Un convoi de Daesh dans la province d'Anbar, en Irak. Photo diffusée sur un site jihadiste en janvier 2014 (image d'illustration). © AP/SIPA

Depuis la proclamation, très médiatisée, de la défaite de l’État islamique en Syrie et en Irak, seul le retour des jihadistes étrangers dans leurs pays d’origine semblait occuper les débats. Revendiquées par le groupe extrémiste, deux récentes attaques terroristes nous rappellent que cette mouvance demeure vivace et prospère aux quatre coins de la planète, et qu’il faudra l’affronter pendant encore de longues décennies.

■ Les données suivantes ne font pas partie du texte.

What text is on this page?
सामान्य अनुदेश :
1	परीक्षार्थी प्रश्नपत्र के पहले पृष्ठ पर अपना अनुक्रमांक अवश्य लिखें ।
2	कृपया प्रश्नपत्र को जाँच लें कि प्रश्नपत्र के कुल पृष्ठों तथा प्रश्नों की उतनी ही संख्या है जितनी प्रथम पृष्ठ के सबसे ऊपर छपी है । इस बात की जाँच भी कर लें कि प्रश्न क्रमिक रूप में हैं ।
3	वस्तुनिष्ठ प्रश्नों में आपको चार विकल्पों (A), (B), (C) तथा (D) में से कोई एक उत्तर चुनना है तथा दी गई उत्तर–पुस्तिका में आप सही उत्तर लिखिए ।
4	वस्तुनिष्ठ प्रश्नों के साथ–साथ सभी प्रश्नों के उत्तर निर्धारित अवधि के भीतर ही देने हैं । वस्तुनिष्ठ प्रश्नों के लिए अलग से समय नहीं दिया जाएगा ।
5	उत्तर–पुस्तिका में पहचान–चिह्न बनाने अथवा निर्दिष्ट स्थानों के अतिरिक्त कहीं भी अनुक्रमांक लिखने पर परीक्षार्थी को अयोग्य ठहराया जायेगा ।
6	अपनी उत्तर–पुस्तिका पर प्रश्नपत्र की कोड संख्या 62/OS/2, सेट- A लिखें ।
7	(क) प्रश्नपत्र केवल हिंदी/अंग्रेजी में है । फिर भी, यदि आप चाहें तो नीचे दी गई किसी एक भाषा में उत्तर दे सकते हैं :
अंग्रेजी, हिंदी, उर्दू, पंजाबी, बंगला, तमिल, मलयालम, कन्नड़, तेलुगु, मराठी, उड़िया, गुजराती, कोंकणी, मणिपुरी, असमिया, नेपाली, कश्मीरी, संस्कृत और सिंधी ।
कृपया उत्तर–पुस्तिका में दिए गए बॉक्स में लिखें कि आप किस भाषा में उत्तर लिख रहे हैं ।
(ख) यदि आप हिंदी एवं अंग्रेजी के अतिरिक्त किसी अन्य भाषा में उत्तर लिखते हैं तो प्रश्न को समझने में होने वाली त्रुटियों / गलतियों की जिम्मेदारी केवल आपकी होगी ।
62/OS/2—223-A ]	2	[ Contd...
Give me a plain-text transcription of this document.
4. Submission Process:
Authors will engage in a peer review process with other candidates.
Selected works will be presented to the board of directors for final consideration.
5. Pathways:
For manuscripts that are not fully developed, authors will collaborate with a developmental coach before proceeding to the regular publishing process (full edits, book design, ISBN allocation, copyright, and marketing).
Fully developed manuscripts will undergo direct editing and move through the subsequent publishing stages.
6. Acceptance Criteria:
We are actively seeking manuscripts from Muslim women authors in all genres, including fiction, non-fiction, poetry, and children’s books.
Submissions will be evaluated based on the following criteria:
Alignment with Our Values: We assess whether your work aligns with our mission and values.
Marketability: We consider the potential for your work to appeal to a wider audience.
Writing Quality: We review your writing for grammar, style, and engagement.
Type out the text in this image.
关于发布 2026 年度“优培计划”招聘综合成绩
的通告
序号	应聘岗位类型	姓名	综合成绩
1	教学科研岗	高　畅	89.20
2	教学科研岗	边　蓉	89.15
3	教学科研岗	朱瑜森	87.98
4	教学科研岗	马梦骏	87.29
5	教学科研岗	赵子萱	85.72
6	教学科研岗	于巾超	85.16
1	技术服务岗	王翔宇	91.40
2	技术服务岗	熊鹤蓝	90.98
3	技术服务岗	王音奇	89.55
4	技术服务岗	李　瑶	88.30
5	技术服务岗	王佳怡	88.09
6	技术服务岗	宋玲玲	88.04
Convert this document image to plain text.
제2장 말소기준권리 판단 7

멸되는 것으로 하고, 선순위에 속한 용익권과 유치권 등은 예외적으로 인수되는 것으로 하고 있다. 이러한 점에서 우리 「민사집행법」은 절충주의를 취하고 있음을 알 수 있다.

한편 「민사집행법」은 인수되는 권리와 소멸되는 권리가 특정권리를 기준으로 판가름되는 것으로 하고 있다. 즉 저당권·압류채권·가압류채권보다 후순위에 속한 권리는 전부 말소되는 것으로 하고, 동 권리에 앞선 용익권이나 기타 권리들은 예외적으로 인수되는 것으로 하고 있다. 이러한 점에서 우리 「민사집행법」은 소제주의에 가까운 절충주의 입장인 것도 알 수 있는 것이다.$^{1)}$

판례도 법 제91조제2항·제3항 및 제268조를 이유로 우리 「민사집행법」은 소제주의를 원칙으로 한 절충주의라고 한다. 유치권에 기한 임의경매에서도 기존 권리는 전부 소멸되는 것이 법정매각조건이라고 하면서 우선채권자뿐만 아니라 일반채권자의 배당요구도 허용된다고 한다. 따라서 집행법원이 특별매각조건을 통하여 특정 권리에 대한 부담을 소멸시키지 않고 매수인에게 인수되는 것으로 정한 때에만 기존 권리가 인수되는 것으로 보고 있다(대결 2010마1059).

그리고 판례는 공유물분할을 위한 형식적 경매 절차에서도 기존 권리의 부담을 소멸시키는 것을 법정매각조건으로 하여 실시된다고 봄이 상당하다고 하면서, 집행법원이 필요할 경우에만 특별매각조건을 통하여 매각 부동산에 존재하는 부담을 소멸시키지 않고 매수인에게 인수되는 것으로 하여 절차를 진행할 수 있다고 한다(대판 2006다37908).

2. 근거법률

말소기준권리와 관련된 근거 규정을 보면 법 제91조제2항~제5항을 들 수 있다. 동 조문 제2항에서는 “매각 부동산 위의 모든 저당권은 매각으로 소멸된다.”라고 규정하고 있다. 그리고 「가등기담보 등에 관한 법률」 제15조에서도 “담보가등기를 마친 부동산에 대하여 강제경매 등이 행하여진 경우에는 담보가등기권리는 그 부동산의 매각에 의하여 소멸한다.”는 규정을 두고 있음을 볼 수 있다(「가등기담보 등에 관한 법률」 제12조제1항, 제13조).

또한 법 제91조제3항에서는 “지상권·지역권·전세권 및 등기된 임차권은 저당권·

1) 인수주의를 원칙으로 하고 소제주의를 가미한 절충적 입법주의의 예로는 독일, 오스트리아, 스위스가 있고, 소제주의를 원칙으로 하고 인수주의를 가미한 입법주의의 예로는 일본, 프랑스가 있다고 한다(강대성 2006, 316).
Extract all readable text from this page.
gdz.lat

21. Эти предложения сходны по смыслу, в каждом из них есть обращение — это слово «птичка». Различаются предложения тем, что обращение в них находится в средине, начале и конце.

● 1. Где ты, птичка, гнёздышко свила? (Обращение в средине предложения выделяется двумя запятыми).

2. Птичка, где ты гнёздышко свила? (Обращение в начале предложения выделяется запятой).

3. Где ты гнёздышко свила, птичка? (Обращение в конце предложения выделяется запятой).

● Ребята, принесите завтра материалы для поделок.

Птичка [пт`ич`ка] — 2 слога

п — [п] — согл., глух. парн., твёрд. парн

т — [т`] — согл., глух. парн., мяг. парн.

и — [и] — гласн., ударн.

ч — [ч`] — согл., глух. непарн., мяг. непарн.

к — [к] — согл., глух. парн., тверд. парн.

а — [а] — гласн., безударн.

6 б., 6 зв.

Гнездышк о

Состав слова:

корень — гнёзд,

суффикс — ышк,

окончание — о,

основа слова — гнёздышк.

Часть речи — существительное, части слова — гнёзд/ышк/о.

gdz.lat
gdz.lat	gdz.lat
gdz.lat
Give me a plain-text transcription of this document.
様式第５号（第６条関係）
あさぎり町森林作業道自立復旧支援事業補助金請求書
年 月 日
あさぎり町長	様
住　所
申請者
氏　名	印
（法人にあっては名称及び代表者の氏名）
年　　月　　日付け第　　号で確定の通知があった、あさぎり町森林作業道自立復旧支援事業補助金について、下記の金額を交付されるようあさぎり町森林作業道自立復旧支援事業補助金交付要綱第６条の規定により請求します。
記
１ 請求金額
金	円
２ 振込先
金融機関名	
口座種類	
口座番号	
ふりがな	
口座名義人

Ce sont d’abord les attentats perpétrés au Sri Lanka, simultanément contre des églises et des hôtels, qui ont fait au moins 250 morts et des centaines de blessés. Comptant désormais parmi les plus meurtriers commis contre des civils depuis ceux du 11 septembre 2001 – qui avaient fait près de 3 000 morts aux États-Unis – , ils témoignent de la détermination du groupe à faire toujours plus de victimes.

Il y a ensuite l’attaque, à Kamango, en RD Congo, dans la province agitée du Nord-Kivu, près de la frontière avec l’Ouganda, qui a entraîné la mort de deux soldats congolais. Une première dans le plus grand pays d’Afrique centrale qui illustre la volonté de l’EI de conquérir de nouveaux territoires. Certes, les experts ne s’accordent pas sur cette dernière revendication. Alors que les uns la jugent fantaisiste et attribuent aux seuls Allied Democratic Forces (ADF) la responsabilité de l’attaque, d’autres, tel le Groupe des experts sur le Congo, rappellent que les ADF – qui se sont illustrés par des massacres, des enlèvements et des pillages dans l’est du Congo et par des attaques contre des cibles militaires onusiennes ou congolaises – tentent depuis toujours de rallier des groupes jihadistes.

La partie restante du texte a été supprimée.